Quel bilan dressez-vous de la dernière mandature ?
Nous avons de bons rapports avec la Mairie. Mais nous sommes inquiets. En 2025, nous avons observé une baisse importante des subventions sur les activités sportives alors même que nous disposons d’une convention pluri-annuelle. Cela concerne notamment le club de foot. Nous sommes montés en régionale 3 et les obligations réglementaires génèrent des frais importants. En outre, malgré les promesses faites au moment des Jeux olympiques, les équipements sportifs restent vétustes. Nous aimerions que l’action associative soit soutenue à hauteur de ce qu’elle apporte en termes de lien social et de prévention pour la société.
Vos actions de prévention sont-elles reconnues ?
C’est un deuxième sujet d’inquiétude : la direction de la police municipale et de la prévention (DPMP) a annoncé qu’elle financerait uniquement les actions Ville-Vie-Vacances menées pour les plus de 12 ans et concentrées sur l’été. Cette orientation n’a pas de sens. Nous travaillons sur le temps long, pour qu’aucun enfant ne tombe dans les ornières qui sont faciles d’accès dans les quartiers. Nous n’allons pas les arrêter ! C’est tout un pan de l’activité qui pourrait être amputé.
Les institutions promeuvent aussi des actions dans l’espace public. Je ne suis pas contre mais il faut bien connaître le terrain. Quand on fait une animation dans le quartier et qu’il y a du deal juste à côté, c’est un moyen pour les réseaux de recruter des jeunes. Nous en sommes conscients parce que nous connaissons cette problématique qui nécessite de regarder dans le détail et ce que ces actions peuvent détricoter. Nous devrions être davantage consultés par la Ville de Paris.

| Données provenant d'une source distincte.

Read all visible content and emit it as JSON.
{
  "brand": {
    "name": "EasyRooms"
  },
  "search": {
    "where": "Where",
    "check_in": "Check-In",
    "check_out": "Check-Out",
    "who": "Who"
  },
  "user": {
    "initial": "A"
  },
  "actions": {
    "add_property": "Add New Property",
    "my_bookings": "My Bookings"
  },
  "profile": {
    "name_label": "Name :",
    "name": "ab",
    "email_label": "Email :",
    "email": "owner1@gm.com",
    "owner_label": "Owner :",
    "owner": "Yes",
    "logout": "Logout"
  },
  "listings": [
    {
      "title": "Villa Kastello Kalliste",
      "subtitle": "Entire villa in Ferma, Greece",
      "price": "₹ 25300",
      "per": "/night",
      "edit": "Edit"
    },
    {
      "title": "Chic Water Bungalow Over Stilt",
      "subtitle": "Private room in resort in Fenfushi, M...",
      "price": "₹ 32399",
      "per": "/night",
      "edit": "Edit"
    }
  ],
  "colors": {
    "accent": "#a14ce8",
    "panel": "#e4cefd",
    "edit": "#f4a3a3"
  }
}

Pourquoi agir sur les petites vacances ?
Les actions pendant les petites vacances nourrissent notre travail au cours de l’année. Cela permet aussi d’amener vers l’association des enfants que nous connaissons moins. Certains ont des vies compliqués, ils vivent à l’hôtel, dans des logements d’urgence, voire même dehors. Aux dernières vacances, il y avait 60-70 enfants âgés de moins de 12 ans, peut-être une cinquantaine de plus grands, entre les animations au gymnase et les sorties l’après-midi. Cette approche par le sport, les loisirs éducatifs permet aux jeunes de venir librement. Certains ont des problèmes de comportement ou de relation à l’autre. C’est important de les accueillir et leur offrir une vraie considération, pour qu’ils entrent dans des activités éducatives régulières. Ce boulot-là se fait sur le long cours : en période de vacances, puis avec les familles. C’est aussi le moment de travailler sur la prévention des conduites à risques, la promotion de la santé. D’ailleurs, nos actions sont reconnues puisqu’elles ont bénéficié d’un financement de l’ARS.
En quoi consistent vos actions de sensibilisation ?

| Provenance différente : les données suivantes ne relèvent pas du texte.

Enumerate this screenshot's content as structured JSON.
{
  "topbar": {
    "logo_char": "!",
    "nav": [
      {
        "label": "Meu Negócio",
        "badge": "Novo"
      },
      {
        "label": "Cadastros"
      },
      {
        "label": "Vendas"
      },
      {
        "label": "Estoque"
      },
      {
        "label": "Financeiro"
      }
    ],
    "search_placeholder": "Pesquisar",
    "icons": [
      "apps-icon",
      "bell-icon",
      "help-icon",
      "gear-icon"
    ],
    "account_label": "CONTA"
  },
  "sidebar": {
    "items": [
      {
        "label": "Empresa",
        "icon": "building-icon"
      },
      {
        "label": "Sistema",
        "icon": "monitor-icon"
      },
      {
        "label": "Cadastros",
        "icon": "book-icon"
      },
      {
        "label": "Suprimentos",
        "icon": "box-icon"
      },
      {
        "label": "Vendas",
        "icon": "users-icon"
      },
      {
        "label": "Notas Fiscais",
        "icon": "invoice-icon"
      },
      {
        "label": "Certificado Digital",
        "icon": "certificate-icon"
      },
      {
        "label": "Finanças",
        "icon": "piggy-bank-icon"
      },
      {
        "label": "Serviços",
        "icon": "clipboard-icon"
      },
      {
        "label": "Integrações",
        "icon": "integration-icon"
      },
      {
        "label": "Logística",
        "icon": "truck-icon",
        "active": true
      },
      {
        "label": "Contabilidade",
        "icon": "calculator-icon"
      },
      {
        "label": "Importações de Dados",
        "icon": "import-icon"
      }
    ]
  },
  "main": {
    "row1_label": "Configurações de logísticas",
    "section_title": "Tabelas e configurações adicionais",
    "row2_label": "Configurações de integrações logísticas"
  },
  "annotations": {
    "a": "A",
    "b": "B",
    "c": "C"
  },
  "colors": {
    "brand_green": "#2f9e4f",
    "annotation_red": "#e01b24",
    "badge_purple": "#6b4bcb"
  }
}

Nous proposons des interventions sur le bien-être psychique et physique à chaque vacances. Cette année, le sommeil a été exploré. L’année dernière, c’était le microbiote. On peut aborder la question du choix : que faire si je ne suis pas d’accord ? Comment le dire ? Une approche pensée avec des jeux. Tout cela se construit petit à petit. Nous avons besoin d’actions solides sur la durée pour permettre une émancipation réelle des habitants. Nous refusons d’être seulement des consommateurs de produits culturels.